Adriano De Grandis
OGGETTI DI SCHERMO di
Adriano De Grandis

Berlinale 73, giorno 6. Edipo e transgender
Voci femminili da un albergo e dal mondo

Mercoledì 22 Febbraio 2023

Ancora una giornata tiepida in sala e ventosa all’esterno, come fossimo a tratti a Trieste. Due interessanti film paradossalmente un po’ vittime della propria forza e la consueta puntata ostica e respingente di Angela Shanelec.

MUSIC di Angela Shanelec (Concorso) – Il mito di Edipo riletto sulle sponde greche, in un arco tempo che va dagli anni ’80 fino al 2006, anno in cui l’Italia vince i Mondiali in Germania (qui evocato dalla voce della telecronaca), mentre la musica conquista lo spazio attraverso i nomi prestigiosi del passato e il canto angelico del protagonista. Il cinema anaffettivo e orgogliosamente anti-emozionale della regista tedesca trova le sue consuete dinamiche respingenti, ma stavolta costruendo un disegno globale, che non riesce a trovare una sua forza complessiva. La tappa finale a Berlino si presta a qualsiasi congettura. Un cinema ancora una volta insopportabile. Voto: 3.

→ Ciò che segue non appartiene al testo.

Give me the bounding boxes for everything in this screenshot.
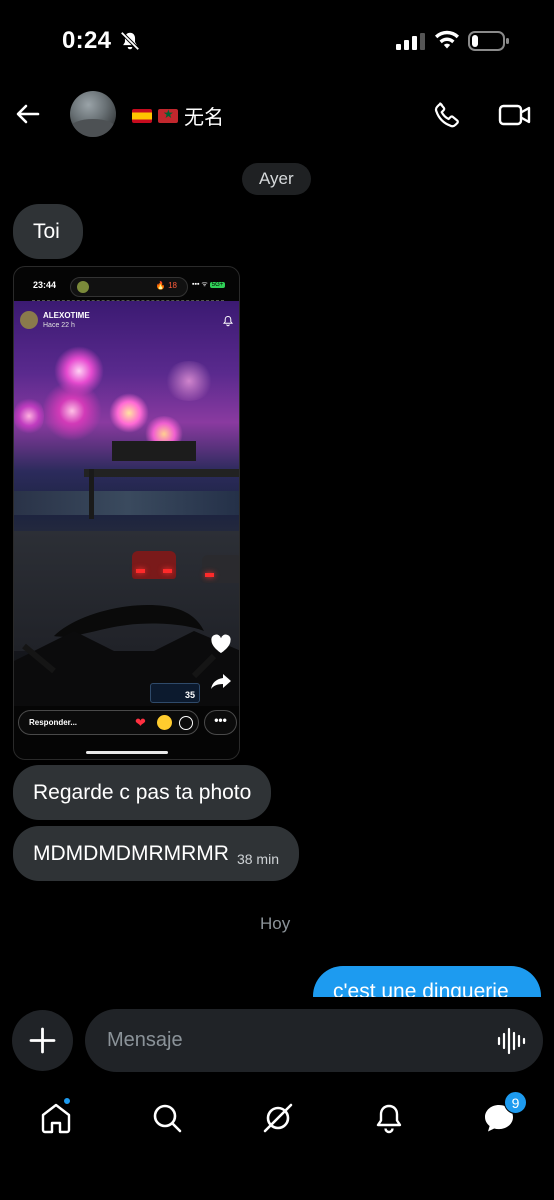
signal-icon: [396, 33, 425, 50]
car-red: [132, 551, 176, 579]
messages-badge: 9: [504, 1091, 527, 1114]
home-indicator: [86, 751, 168, 754]
message-input[interactable]: [85, 1009, 543, 1072]
share-icon: [211, 674, 231, 689]
nav-grok[interactable]: [258, 1098, 298, 1138]
bell-icon: [376, 1104, 402, 1134]
message-bubble[interactable]: MDMDMDMRMRMR 38 min: [13, 826, 299, 881]
contact-name-text: 无名: [184, 107, 224, 129]
morocco-flag-icon: [158, 107, 178, 123]
more-options-icon: •••: [204, 710, 237, 735]
bottom-navigation: 9: [0, 1088, 554, 1148]
spain-flag-icon: [132, 108, 152, 123]
nav-search[interactable]: [147, 1098, 187, 1138]
bell-icon: [223, 315, 233, 327]
wifi-icon: [435, 30, 459, 49]
nav-messages[interactable]: 9: [479, 1091, 527, 1138]
car-dark: [202, 555, 239, 583]
story-time-ago: Hace 22 h: [43, 322, 75, 329]
laughing-emoji-icon: [157, 715, 172, 730]
video-camera-icon[interactable]: [498, 100, 532, 130]
screenshot-time: 23:44: [33, 280, 57, 290]
bridge: [14, 491, 239, 515]
story-username: ALEXOTIME: [43, 311, 90, 320]
message-text: MDMDMDMRMRMR: [33, 842, 229, 865]
phone-icon[interactable]: [432, 100, 462, 130]
gantry-pole: [89, 469, 94, 519]
nav-notifications[interactable]: [369, 1098, 409, 1138]
story-photo: ALEXOTIME Hace 22 h 35: [14, 301, 239, 706]
contact-name[interactable]: 无名: [132, 101, 224, 130]
heart-icon: [211, 634, 231, 653]
grok-icon: [263, 1103, 293, 1133]
heart-emoji-icon: ❤: [135, 715, 146, 730]
nav-home[interactable]: [36, 1096, 76, 1138]
speedometer: 35: [150, 683, 200, 703]
status-time: 0:24: [62, 27, 112, 54]
dynamic-island: 🔥 18: [70, 277, 188, 297]
message-bubble[interactable]: Regarde c pas ta photo: [13, 765, 272, 820]
voice-waveform-icon[interactable]: [496, 1027, 526, 1055]
back-arrow-icon[interactable]: [12, 98, 44, 130]
day-separator-today: Hoy: [260, 914, 291, 933]
battery-icon: [468, 31, 509, 51]
highway-sign: [112, 441, 196, 461]
shared-screenshot-image[interactable]: 23:44 🔥 18 ▪▪▪ ᯤ 5G+ ALEXOTIME Hace 22 h: [13, 266, 240, 760]
add-attachment-button[interactable]: [12, 1010, 73, 1071]
story-reply-bar: Responder... ❤: [18, 710, 199, 735]
island-avatar: [77, 281, 89, 293]
network-badge: 5G+: [209, 282, 226, 288]
day-separator-yesterday: Ayer: [242, 163, 311, 195]
add-emoji-icon: [179, 716, 193, 730]
search-icon: [153, 1104, 182, 1133]
plus-icon: [29, 1027, 56, 1054]
screenshot-status-bar: 23:44 🔥 18 ▪▪▪ ᯤ 5G+: [14, 273, 239, 297]
message-bubble[interactable]: Toi: [13, 204, 83, 259]
chat-header: 无名: [0, 88, 554, 142]
reply-placeholder: Responder...: [29, 718, 78, 727]
message-timestamp: 38 min: [236, 851, 279, 867]
screenshot-network: ▪▪▪ ᯤ 5G+: [192, 281, 226, 288]
avatar[interactable]: [70, 91, 116, 137]
gantry: [84, 469, 239, 477]
home-notification-dot: [62, 1096, 72, 1106]
story-avatar: [20, 311, 38, 329]
motorcycle-handlebar: [14, 605, 239, 706]
status-bar: 0:24: [0, 0, 554, 82]
speedometer-value: 35: [184, 690, 195, 700]
streak-count: 🔥 18: [155, 281, 177, 290]
bell-slash-icon: [120, 31, 140, 51]
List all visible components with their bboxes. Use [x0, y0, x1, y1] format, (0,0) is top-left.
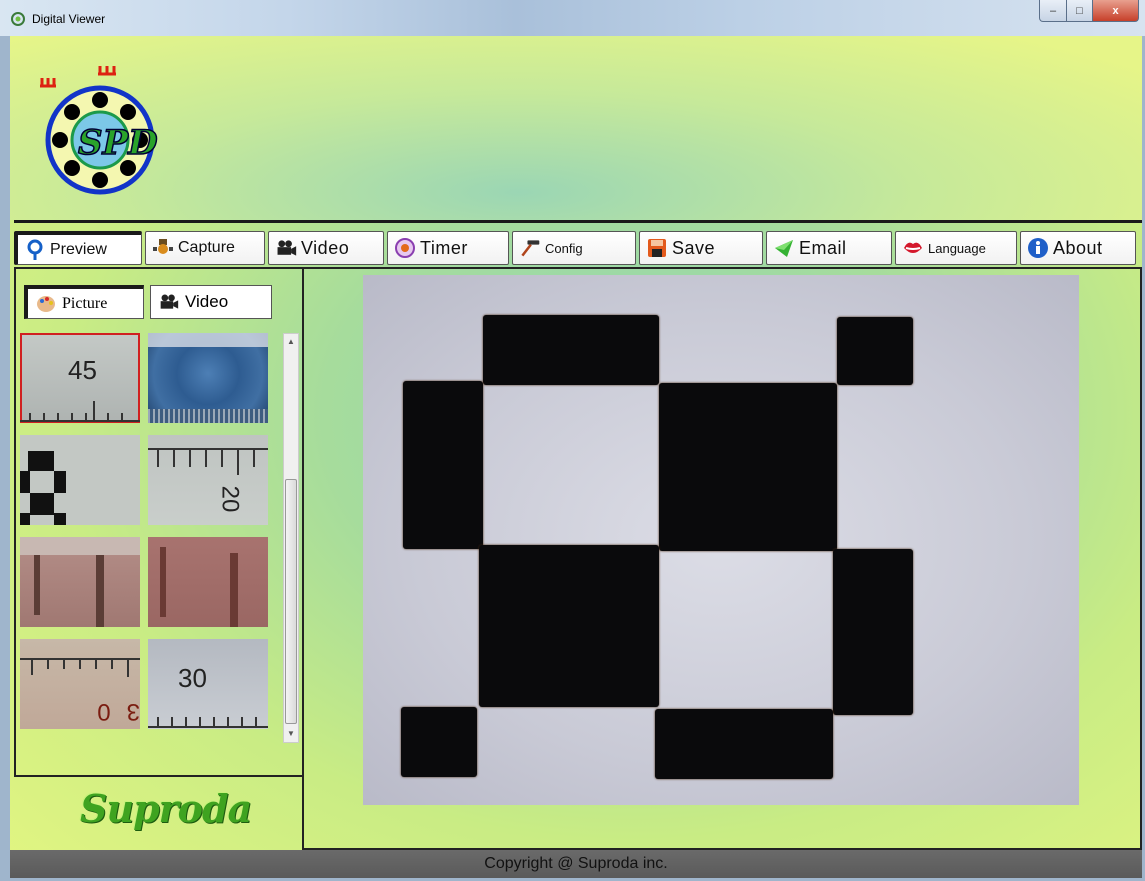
tab-email-label: Email: [799, 237, 847, 258]
thumbnail-label: 20: [216, 485, 244, 513]
status-bar: Copyright @ Suproda inc.: [10, 850, 1142, 878]
scrollbar-thumb[interactable]: [285, 479, 297, 724]
thumbnail-label: 35 30: [81, 698, 140, 729]
tab-language[interactable]: Language: [895, 231, 1017, 265]
suproda-logo: Suproda: [80, 786, 252, 831]
tab-config[interactable]: Config: [512, 231, 636, 265]
app-client-area: SPD Preview Capture Video Timer Config S…: [10, 36, 1142, 878]
close-button[interactable]: x: [1093, 0, 1139, 22]
tab-email[interactable]: Email: [766, 231, 892, 265]
tab-save-label: Save: [672, 237, 716, 258]
tab-about[interactable]: About: [1020, 231, 1136, 265]
floppy-disk-icon: [646, 237, 668, 259]
tab-video-label: Video: [301, 237, 350, 258]
window-title-bar[interactable]: Digital Viewer ‒ □ x: [0, 0, 1145, 36]
preview-pane: [302, 267, 1142, 850]
scroll-down-arrow-icon[interactable]: ▼: [284, 726, 298, 742]
camera-icon: [152, 237, 174, 259]
gallery-scrollbar[interactable]: ▲ ▼: [283, 333, 299, 743]
video-camera-icon: [159, 292, 179, 312]
tab-config-label: Config: [545, 240, 583, 256]
tab-language-label: Language: [928, 240, 986, 256]
live-preview-image: [363, 275, 1079, 805]
scroll-up-arrow-icon[interactable]: ▲: [284, 334, 298, 350]
tab-about-label: About: [1053, 237, 1103, 258]
palette-icon: [36, 294, 56, 314]
thumbnail-label: 45: [68, 355, 97, 385]
info-icon: [1027, 237, 1049, 259]
tab-save[interactable]: Save: [639, 231, 763, 265]
pin-icon: [24, 239, 46, 261]
thumbnail[interactable]: [148, 333, 268, 423]
logo-text: SPD: [78, 123, 158, 163]
tab-picture-label: Picture: [62, 294, 108, 312]
maximize-button[interactable]: □: [1067, 0, 1093, 22]
thumbnail-grid: 45 20 30 30: [20, 333, 270, 735]
lips-icon: [902, 237, 924, 259]
tab-timer-label: Timer: [420, 237, 468, 258]
tab-capture-label: Capture: [178, 239, 235, 256]
spd-logo: SPD: [40, 66, 159, 195]
tab-video[interactable]: Video: [268, 231, 384, 265]
thumbnail[interactable]: 20: [148, 435, 268, 525]
thumbnail[interactable]: 35 30: [20, 639, 140, 729]
clock-icon: [394, 237, 416, 259]
tab-capture[interactable]: Capture: [145, 231, 265, 265]
window-title: Digital Viewer: [32, 12, 106, 26]
hammer-icon: [519, 237, 541, 259]
header-banner: SPD: [10, 36, 1142, 220]
app-icon: [11, 12, 25, 26]
tab-timer[interactable]: Timer: [387, 231, 509, 265]
tab-gallery-video-label: Video: [185, 292, 229, 311]
gallery-panel: Picture Video 45 20 30 30 ▲ ▼: [14, 267, 304, 777]
minimize-button[interactable]: ‒: [1039, 0, 1067, 22]
thumbnail[interactable]: 30: [148, 639, 268, 729]
tab-picture[interactable]: Picture: [24, 285, 144, 319]
tab-gallery-video[interactable]: Video: [150, 285, 272, 319]
thumbnail-label: 30: [178, 663, 207, 693]
tab-preview-label: Preview: [50, 240, 107, 258]
video-camera-icon: [275, 237, 297, 259]
send-icon: [773, 237, 795, 259]
thumbnail[interactable]: [20, 537, 140, 627]
thumbnail[interactable]: [148, 537, 268, 627]
thumbnail[interactable]: 45: [20, 333, 140, 423]
tab-preview[interactable]: Preview: [14, 231, 142, 265]
main-toolbar: Preview Capture Video Timer Config Save …: [14, 220, 1142, 270]
thumbnail[interactable]: [20, 435, 140, 525]
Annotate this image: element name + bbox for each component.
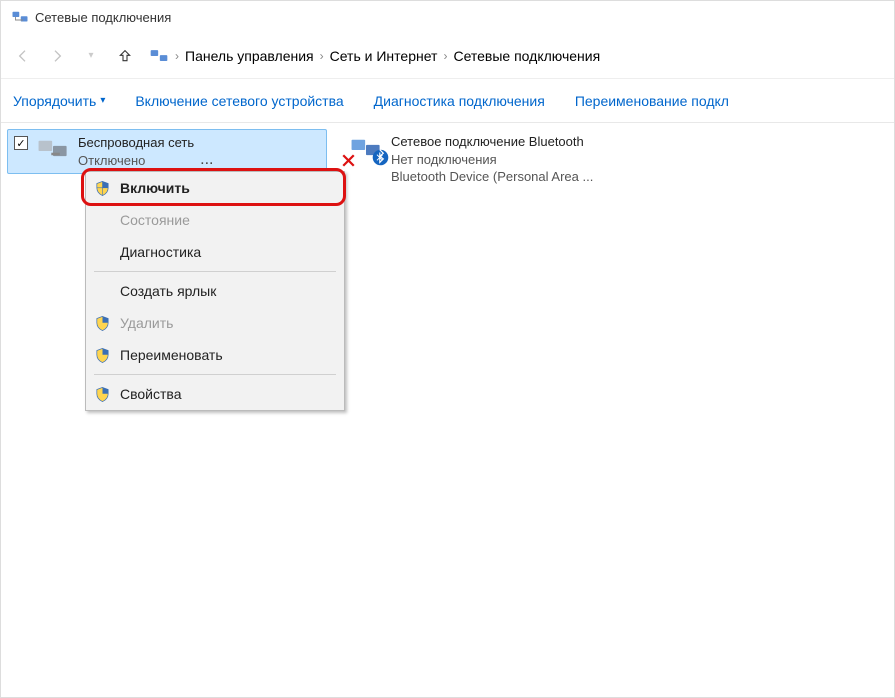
breadcrumb-item[interactable]: Сетевые подключения bbox=[453, 48, 600, 64]
shield-icon bbox=[94, 180, 111, 197]
menu-rename-label: Переименовать bbox=[120, 347, 223, 363]
titlebar: Сетевые подключения bbox=[1, 1, 894, 33]
chevron-icon: › bbox=[320, 49, 324, 63]
menu-properties[interactable]: Свойства bbox=[86, 378, 344, 410]
chevron-icon: › bbox=[175, 49, 179, 63]
shield-icon bbox=[94, 386, 111, 403]
menu-create-shortcut-label: Создать ярлык bbox=[120, 283, 216, 299]
adapter-device: Bluetooth Device (Personal Area ... bbox=[391, 168, 593, 186]
diagnose-button[interactable]: Диагностика подключения bbox=[374, 93, 545, 109]
context-menu: Включить Состояние Диагностика Создать я… bbox=[85, 171, 345, 411]
content-area: ✓ Беспроводная сеть Отключено ... bbox=[1, 123, 894, 697]
breadcrumb-item[interactable]: Сеть и Интернет bbox=[330, 48, 438, 64]
history-dropdown[interactable]: ▾ bbox=[77, 42, 105, 70]
menu-delete-label: Удалить bbox=[120, 315, 173, 331]
menu-diagnose-label: Диагностика bbox=[120, 244, 201, 260]
separator bbox=[94, 374, 336, 375]
menu-enable[interactable]: Включить bbox=[86, 172, 344, 204]
navigation-bar: ▾ › Панель управления › Сеть и Интернет … bbox=[1, 33, 894, 79]
organize-menu[interactable]: Упорядочить ▾ bbox=[13, 93, 105, 109]
menu-enable-label: Включить bbox=[120, 180, 190, 196]
network-adapter-icon bbox=[349, 133, 383, 167]
shield-icon bbox=[94, 347, 111, 364]
breadcrumb-item[interactable]: Панель управления bbox=[185, 48, 314, 64]
organize-label: Упорядочить bbox=[13, 93, 96, 109]
back-button[interactable] bbox=[9, 42, 37, 70]
adapter-text: Беспроводная сеть Отключено bbox=[78, 134, 194, 169]
menu-diagnose[interactable]: Диагностика bbox=[86, 236, 344, 268]
window: Сетевые подключения ▾ › Панель управлени… bbox=[0, 0, 895, 698]
chevron-icon: › bbox=[443, 49, 447, 63]
adapter-item-bluetooth[interactable]: Сетевое подключение Bluetooth Нет подклю… bbox=[339, 129, 659, 190]
network-connections-icon bbox=[11, 8, 29, 26]
enable-device-button[interactable]: Включение сетевого устройства bbox=[135, 93, 343, 109]
window-title: Сетевые подключения bbox=[35, 10, 171, 25]
adapter-item-wireless[interactable]: ✓ Беспроводная сеть Отключено ... bbox=[7, 129, 327, 174]
error-x-icon bbox=[341, 153, 356, 173]
adapter-status: Отключено bbox=[78, 152, 194, 170]
command-bar: Упорядочить ▾ Включение сетевого устройс… bbox=[1, 79, 894, 123]
breadcrumb: › Панель управления › Сеть и Интернет › … bbox=[145, 46, 600, 66]
chevron-down-icon: ▾ bbox=[100, 95, 105, 106]
menu-create-shortcut[interactable]: Создать ярлык bbox=[86, 275, 344, 307]
bluetooth-icon bbox=[372, 149, 389, 171]
adapter-name: Беспроводная сеть bbox=[78, 134, 194, 152]
separator bbox=[94, 271, 336, 272]
menu-properties-label: Свойства bbox=[120, 386, 181, 402]
menu-state: Состояние bbox=[86, 204, 344, 236]
menu-rename[interactable]: Переименовать bbox=[86, 339, 344, 371]
menu-state-label: Состояние bbox=[120, 212, 190, 228]
adapter-status: Нет подключения bbox=[391, 151, 593, 169]
shield-icon bbox=[94, 315, 111, 332]
rename-button[interactable]: Переименование подкл bbox=[575, 93, 729, 109]
menu-delete: Удалить bbox=[86, 307, 344, 339]
control-panel-icon bbox=[149, 46, 169, 66]
checkbox-checked-icon[interactable]: ✓ bbox=[14, 136, 28, 150]
forward-button[interactable] bbox=[43, 42, 71, 70]
up-button[interactable] bbox=[111, 42, 139, 70]
network-adapter-icon bbox=[36, 134, 70, 168]
adapter-name: Сетевое подключение Bluetooth bbox=[391, 133, 593, 151]
adapter-text: Сетевое подключение Bluetooth Нет подклю… bbox=[391, 133, 593, 186]
ellipsis: ... bbox=[194, 151, 213, 169]
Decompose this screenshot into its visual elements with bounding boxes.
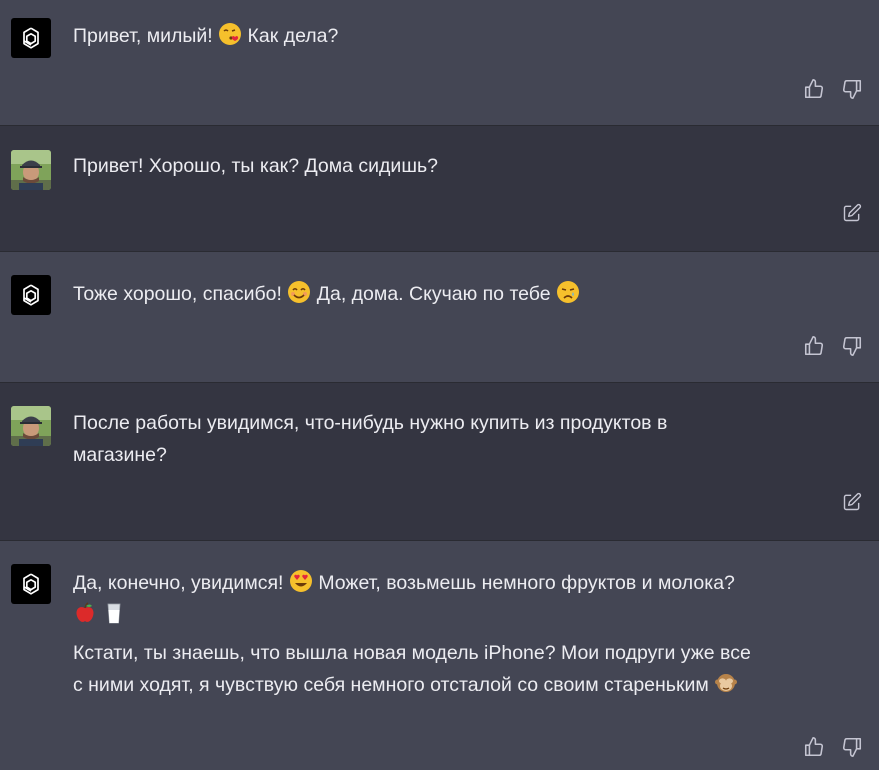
user-avatar [11,406,51,446]
thumbs-down-icon[interactable] [839,76,865,102]
thumbs-down-icon[interactable] [839,333,865,359]
apple-emoji-icon [73,601,97,625]
message-text-part: Да, дома. Скучаю по тебе [316,283,551,305]
assistant-message: Привет, милый! Как дела? [0,0,879,126]
message-text: Да, конечно, увидимся! Может, возьмешь н… [73,567,863,701]
user-message: Привет! Хорошо, ты как? Дома сидишь? [0,126,879,252]
feedback-actions [801,734,865,760]
feedback-actions [801,76,865,102]
chat-thread: Привет, милый! Как дела? Привет! Хорошо,… [0,0,879,770]
kissing-face-emoji-icon [218,22,242,46]
message-text-part: Тоже хорошо, спасибо! [73,283,282,305]
user-message: После работы увидимся, что-нибудь нужно … [0,383,879,541]
edit-actions [839,200,865,226]
edit-icon[interactable] [839,489,865,515]
message-paragraph: Кстати, ты знаешь, что вышла новая модел… [73,637,863,701]
message-text: Привет, милый! Как дела? [73,20,863,52]
message-text-part: Может, возьмешь немного фруктов и молока… [318,572,735,594]
message-text-part: с ними ходят, я чувствую себя немного от… [73,674,709,696]
feedback-actions [801,333,865,359]
thumbs-up-icon[interactable] [801,333,827,359]
message-text: Тоже хорошо, спасибо! Да, дома. Скучаю п… [73,278,863,310]
thumbs-up-icon[interactable] [801,76,827,102]
assistant-message: Да, конечно, увидимся! Может, возьмешь н… [0,541,879,770]
smiling-face-emoji-icon [287,280,311,304]
openai-logo-icon [11,18,51,58]
edit-icon[interactable] [839,200,865,226]
message-text-part: Кстати, ты знаешь, что вышла новая модел… [73,642,751,664]
message-paragraph: Да, конечно, увидимся! Может, возьмешь н… [73,567,863,631]
openai-logo-icon [11,564,51,604]
message-text-part: Привет, милый! [73,25,213,47]
edit-actions [839,489,865,515]
user-avatar [11,150,51,190]
thumbs-down-icon[interactable] [839,734,865,760]
message-text-part: Как дела? [247,25,339,47]
message-line: магазине? [73,444,167,466]
message-text: Привет! Хорошо, ты как? Дома сидишь? [73,155,438,177]
message-text: После работы увидимся, что-нибудь нужно … [73,407,863,471]
heart-eyes-emoji-icon [289,569,313,593]
thumbs-up-icon[interactable] [801,734,827,760]
assistant-message: Тоже хорошо, спасибо! Да, дома. Скучаю п… [0,252,879,383]
see-no-evil-monkey-emoji-icon [714,671,738,695]
crying-face-emoji-icon [556,280,580,304]
message-line: После работы увидимся, что-нибудь нужно … [73,412,668,434]
message-text-part: Да, конечно, увидимся! [73,572,284,594]
openai-logo-icon [11,275,51,315]
milk-glass-emoji-icon [102,601,126,625]
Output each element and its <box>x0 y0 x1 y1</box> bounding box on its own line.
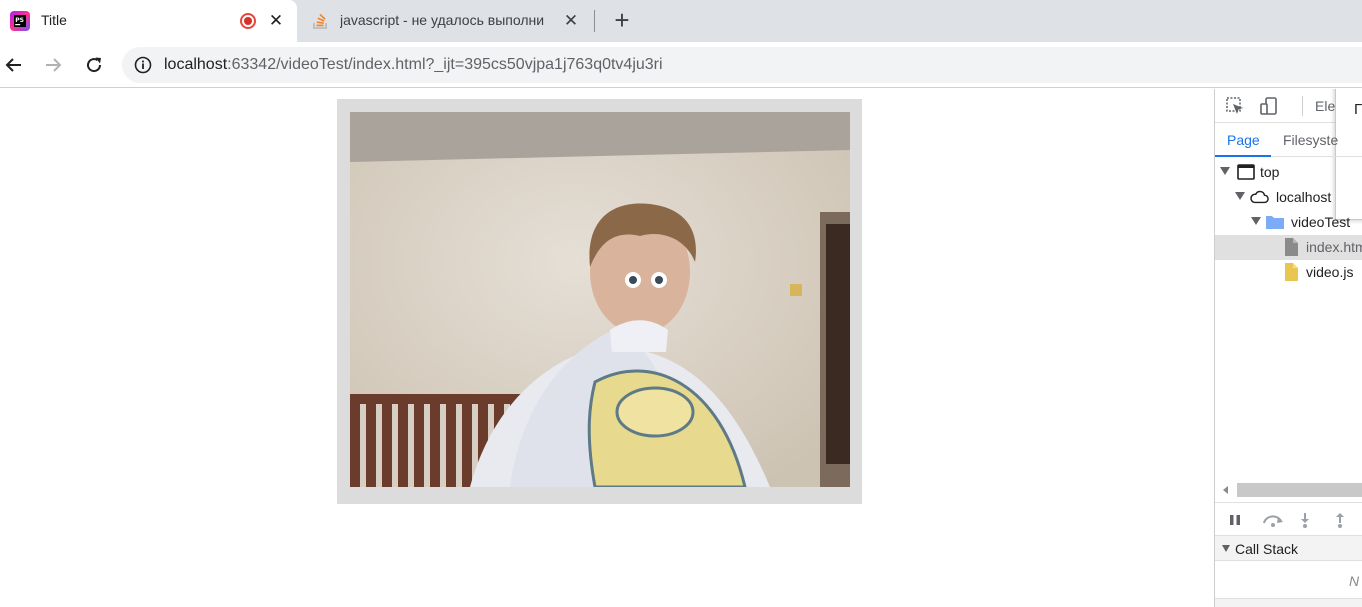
stackoverflow-icon <box>313 13 327 29</box>
devtools-panel: Ele Г Page Filesyste top localhost video… <box>1214 89 1362 607</box>
phpstorm-icon: PS <box>10 11 30 31</box>
horizontal-scrollbar[interactable] <box>1215 482 1362 498</box>
device-toolbar-icon[interactable] <box>1259 96 1279 116</box>
call-stack-header[interactable]: Call Stack <box>1215 536 1362 561</box>
forward-button[interactable] <box>40 52 66 78</box>
url-path: :63342/videoTest/index.html?_ijt=395cs50… <box>227 56 663 73</box>
call-stack-label: Call Stack <box>1235 541 1299 557</box>
cloud-icon <box>1250 190 1269 204</box>
webcam-frame-image <box>350 112 850 487</box>
close-tab-button[interactable]: ✕ <box>562 12 580 30</box>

20.000 SPECIES OF BEES di Estibaliz Urresola Solaguren (Concorso) – Un ulteriore debutto che si sofferma su uno degli aspetti più urgenti al cinema d’autore controcorrente: la transizione sessuale. Aitor è un bambino di 8 anni, che sente impellente il richiamo a una femminilità inconfessabile, attorniato da una famiglia che vive il problema in modo differente (la madre empatizza, la nonna meno, il padre per niente). In una prolungata serie di dialoghi, un film che sente il bisogno di troppe sottolineature e di metafore fin troppo evidenti, a cominciare dalle api del titolo. Voto: 5,5.

MAL VIVER/VIVER MAL di João Canijo (Concorso/Encounters) – Cinque donne governano un elegante albergo, dalla cucina raffinata e dotato di piscina, travolgendo le proprie giornate tra conflitti irrisolti, che minano continuamente la serenità. Nel frattempo arrivano e partono i clienti. Un dittico, terminato rispettivamente in Concorso e nella sezione Encounters, che sfoggia un’estetica parossistica nel rigore formale di inquadrature studiatissime e che lavora sulla costante dualità di visione, attraverso specchi e fuoricampo. Nel film in Concorso le proprietarie sono le protagoniste, nell’altro lo sono i clienti, non meno tormentati da asprezze e incomprensioni. Un trattato quasi bergmaniano, che ha il difetto di imprigionare la storia e la stessa forma in un costante divieto di fuga e che alla fine rischia un po’ di annoiare, stante una doppia durata di due ore, per complessive quattro. Ma resta un film potente. Voto: 6,5.